Ateşin Düşüğü Yer, işçi bir ailenin kızı olan Ayşe'nin gayri meşru hamileliği yüzünden töre tarafından cezalandırılmasını ele alıyor. İşçi baba ve karnı burnunda olan karısı, Ayşe'yi hamilelik ortaya çıkana kadar çok seviyor ve el üstünde tutar. Ama ne zaman gayri meşru çocuk ortaya çıkıyor Ayşe, törenin hışmına uğruyor. Törenin temsilcisi işçi baba, Ayşe'yi törenin uygun gördüğü bir biçimde yargılayıp öldürülmesine karar veriyor. Bu karar için törenin öngördüğü kişiler çağrılıyor ve görüş (!) alınıyor. Uzun bir yolculuğa çıkılmasına karar veriliyor. Ama tabii Ayşe'nin her fırsatta babasına olan bağlılığı ve babanın kararlılığı çelişiyor filmde. Mesela Ayşe, bir çok kez elini kanatan babasına yardımcı olmak için elinden gelen her şeyi yapıyor. -Spoiler- Oysa, baba her fırsatta Ayşe'yi zehirlemenin yollarını arıyor ve sonunda buluyor. -Spoiler sonu- 'Yol' filminin son sahnesindeki gibi acı verici bir sonu olmasa da filmin, yine töreye bağlılığın acı yüzünü sonunda vurguluyor (adım adım yolu metafor alarak) Gereksiz uzunluktaki çekim planları göz yoruyor ve bıktırıyor. Ayrıca şık da durmuyor.

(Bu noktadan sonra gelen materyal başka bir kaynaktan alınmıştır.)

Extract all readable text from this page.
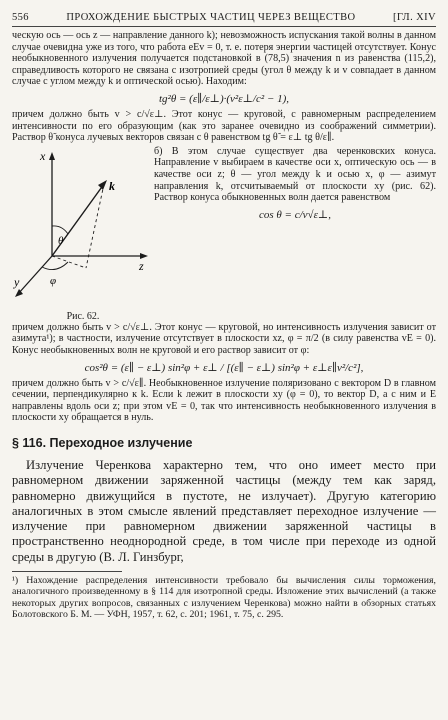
556	ПРОХОЖДЕНИЕ БЫСТРЫХ ЧАСТИЦ ЧЕРЕЗ ВЕЩЕСТВО	[ГЛ. XIV

ческую ось — ось z — направление данного k); невозможность испускания такой волны в данном случае очевидна уже из того, что работа eEv = 0, т. е. потеря энергии частицей отсутствует. Конус необыкновенного излучения получается подстановкой в (78,5) значения n из равенства (115,2), справедливость которого не связана с изотропией среды (угол θ между k и v совпадает в данном случае с углом между k и оптической осью). Находим:

tg²θ = (ε∥/ε⊥)·(v²ε⊥/c² − 1),

причем должно быть v > c/√ε⊥. Этот конус — круговой, с равномерным распределением интенсивности по его образующим (как это заранее очевидно из соображений симметрии). Раствор θ̃ конуса лучевых векторов связан с θ равенством tg θ̃ = ε⊥ tg θ/ε∥.

x
z
y
k
θ
φ
Рис. 62.

б) В этом случае существует два черенковских конуса. Направление v выбираем в качестве оси x, оптическую ось — в качестве оси z; θ — угол между k и осью x, φ — азимут направления k, отсчитываемый от плоскости xy (рис. 62). Раствор конуса обыкновенных волн дается равенством

cos θ = c/v√ε⊥,

причем должно быть v > c/√ε⊥. Этот конус — круговой, но интенсивность излучения зависит от азимута¹); в частности, излучение отсутствует в плоскости xz, φ = π/2 (в силу равенства vE = 0). Конус необыкновенных волн не круговой и его раствор зависит от φ:

cos²θ = (ε∥ − ε⊥) sin²φ + ε⊥ / [(ε∥ − ε⊥) sin²φ + ε⊥ε∥v²/c²],

причем должно быть v > c/√ε∥. Необыкновенное излучение поляризовано с вектором D в главном сечении, перпендикулярно к k. Если k лежит в плоскости xy (φ = 0), то вектор D, а с ним и E направлены вдоль оси z; при этом vE = 0, так что интенсивность необыкновенного излучения в плоскости xy обращается в нуль.

§ 116. Переходное излучение

Излучение Черенкова характерно тем, что оно имеет место при равномерном движении заряженной частицы (между тем как заряд, равномерно движущийся в пустоте, не излучает). Другую категорию аналогичных в этом смысле явлений представляет переходное излучение — излучение при равномерном движении заряженной частицы в пространственно неоднородной среде, в том числе при переходе из одной среды в другую (В. Л. Гинзбург,

¹) Нахождение распределения интенсивности требовало бы вычисления силы торможения, аналогичного произведенному в § 114 для изотропной среды. Изложение этих вычислений (а также некоторых других вопросов, связанных с излучением Черенкова) можно найти в обзорных статьях Болотовского Б. М. — УФН, 1957, т. 62, с. 201; 1961, т. 75, с. 295.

Sözün bittiği yerde, filmin konusundan da anlaşılabileceği film Türkiye'nin toplumsal gerçeğine dalıyor ama farklı bir hikaye yerine sıradan bir hikaye çıkıyor. Bunun yanında, sanatsal açıdan seyirciye sunduğu çok az. Oscar aday adayı olmasına ve Kültür Bakanı'nın optimist tahmini olayı kurtaracağa benzemiyor. Oscar'da kendini kanıtlamış ünlü yönetmenlerin filmleriyle mukayese edildiğinde Cannes ödülü kucaklamış Haneke'nin yanında Türkiye'nin Oscar aday adayının şansı ancak mucizelere bağlı. Türkiye'de bile insanların ilgisini çekmeyi başaramamış ve çok az kopyayla yer aldı.
Optimist yanlarından da bahsedecek olursak, filmin hikayesi basit ve anlaşılır. Hikaye tam Batı'nın seveceği türden oryantal bakışa uygun.Bunlar filmimizi son dokuz film arasına itebilecek mi?
Bir not vermek gerekirse: 5\10 veririm.